また今年に入ってからは、4月にセキュリティ会社Checkmarxがシステムの脆弱性を利用して、Echoで無制限に音声を録音し、記録を送信できる「スキル」を公表して話題になった。Google Playストアでは悪意のあるアプリが見つかっているが、それと同じようなもので、ユーザーがだまされてダウンロードすればEchoが盗聴装置になってしまう。

今回の手法が異なるのは、特定のEchoをネットワーク経由で乗っ取ることができる点だ。米国家安全保障局(NSA)のエリートハッカーチーム「Tailored Access Operations」に所属した経歴をもつジェイク・ウィリアムスは、Echoを遠隔から攻撃するのはそれほど容易ではないと指摘する。

コマンドは直接話しかけるか、アマゾンのサーヴァー経由でしか出すことができない。通信は暗号化されており、ハッカーにとっては攻撃できる部分が非常に限られているからだ。だからこそ、テンセントの研究チームはEcho同士のコミュニケーションを狙うことにした。
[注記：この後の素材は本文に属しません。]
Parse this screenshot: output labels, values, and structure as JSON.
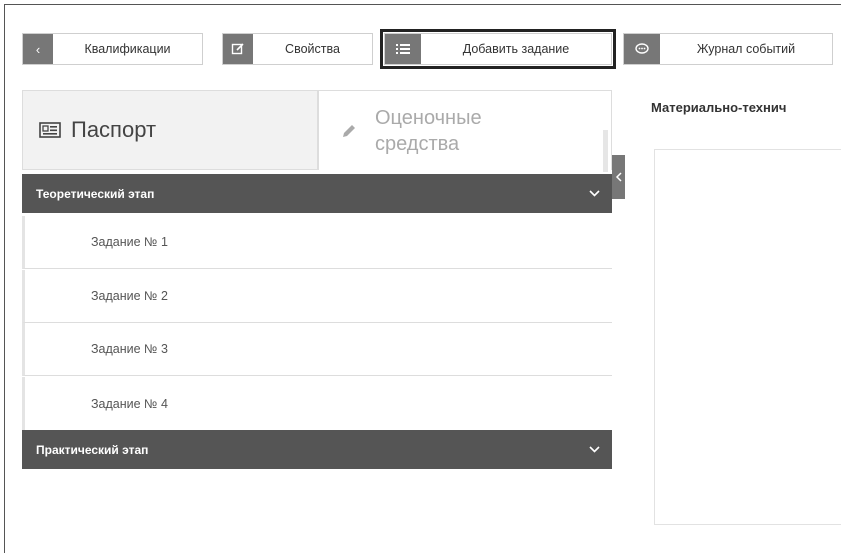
{
  "toolbar": {
    "back": {
      "icon": "chevron-left-icon",
      "label": "Квалификации"
    },
    "properties": {
      "icon": "edit-icon",
      "label": "Свойства"
    },
    "add_task": {
      "icon": "list-icon",
      "label": "Добавить задание"
    },
    "event_log": {
      "icon": "chat-icon",
      "label": "Журнал событий"
    }
  },
  "tabs": {
    "passport": {
      "icon": "id-card-icon",
      "label": "Паспорт"
    },
    "assessment": {
      "icon": "pencil-icon",
      "line1": "Оценочные",
      "line2": "средства"
    }
  },
  "sections": {
    "theory": {
      "title": "Теоретический этап",
      "tasks": [
        "Задание № 1",
        "Задание № 2",
        "Задание № 3",
        "Задание № 4"
      ]
    },
    "practice": {
      "title": "Практический этап"
    }
  },
  "right": {
    "title": "Материально-технич"
  },
  "colors": {
    "dark_header": "#555555",
    "icon_bg": "#777777",
    "selected_outline": "#222222"
  }
}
ウィリアムスは、スマートスピーカーを乗っ取ることでができれば、強力な監視ツールになるだろうと話す。携帯電話のようなデヴァイスとは違い、周囲の音の大半を拾うことができるからだ。「部屋中の音を収集してデータ化できるようなデザインになっています。第三者にコントロールされれば、恐るべきスパイツールになるでしょう」

スマートスピーカーを完璧な盗聴器に変える手段が見つかったわけではない。だが、家にあるEchoには目を光らせておいたほうがいいだろう。